La rapporteuse spéciale sur les formes contemporaines d’esclavage, Gulnara Shahinian, a exprimé mardi de profondes inquiétudes au sujet du système dit “des restaveks” en Haïti, à l’issue d’une visite dans ce pays du 2 au 10 juin.

Les restaveks -de ‘reste avec’ – sont des enfants provenant souvent de familles nombreuses de la campagne envoyés dans d’autres familles rurales ou urbaines où ils sont censés recevoir une éducation en échange d’un travail domestique.

Forcés de travailler, ils sont souvent exploités y compris sexuellement et ne reçoivent pas forcément l’éducation promise.

Elle considère ce système comme une forme moderne d’esclavage. Il prive les enfants de leur environnement familial et constitue une violation de leurs droits les plus élémentaires tels que les droits à l’éducation, à la santé et à l’alimentation en plus de les assujettir à de multiples formes d’abus, y compris l’exploitation économique, la violence sexuelle et les punitions corporelles.

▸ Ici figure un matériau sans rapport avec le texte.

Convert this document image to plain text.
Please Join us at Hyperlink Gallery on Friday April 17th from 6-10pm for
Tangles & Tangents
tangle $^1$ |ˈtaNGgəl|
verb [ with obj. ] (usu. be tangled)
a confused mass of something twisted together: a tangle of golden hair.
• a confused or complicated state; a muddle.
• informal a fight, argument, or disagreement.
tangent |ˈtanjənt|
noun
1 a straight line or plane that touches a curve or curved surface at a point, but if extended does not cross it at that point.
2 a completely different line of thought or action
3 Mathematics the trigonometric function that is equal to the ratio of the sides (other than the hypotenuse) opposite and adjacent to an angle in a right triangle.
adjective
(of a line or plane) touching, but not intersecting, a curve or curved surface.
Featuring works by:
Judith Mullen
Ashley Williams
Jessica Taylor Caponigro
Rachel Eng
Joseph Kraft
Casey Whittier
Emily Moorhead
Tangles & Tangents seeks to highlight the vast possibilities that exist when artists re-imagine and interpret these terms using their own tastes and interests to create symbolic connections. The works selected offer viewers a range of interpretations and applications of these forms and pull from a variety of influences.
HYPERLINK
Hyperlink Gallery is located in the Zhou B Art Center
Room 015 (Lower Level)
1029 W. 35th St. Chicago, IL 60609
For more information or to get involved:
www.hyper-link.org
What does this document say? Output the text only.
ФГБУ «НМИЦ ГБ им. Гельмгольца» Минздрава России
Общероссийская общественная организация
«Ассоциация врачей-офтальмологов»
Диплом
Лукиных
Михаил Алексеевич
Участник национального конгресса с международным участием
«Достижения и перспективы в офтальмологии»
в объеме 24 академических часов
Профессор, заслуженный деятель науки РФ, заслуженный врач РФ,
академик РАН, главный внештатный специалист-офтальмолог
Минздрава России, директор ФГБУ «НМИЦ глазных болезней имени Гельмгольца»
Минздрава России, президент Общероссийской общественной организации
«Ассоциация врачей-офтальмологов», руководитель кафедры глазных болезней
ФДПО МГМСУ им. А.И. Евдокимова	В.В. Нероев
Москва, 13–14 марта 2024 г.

Mme Shahinian a fait appel à toutes les parties prenantes afin qu’elles fassent de l’éradication de cette pratique une priorité. “Cette pratique est une violation grave des droits de l’enfant les plus fondamentaux alors que les enfants sont les piliers de la société. Elle renforce le cercle vicieux de la violence et doit être immédiatement arrêtée”, a réaffirmé Mme Shahinian.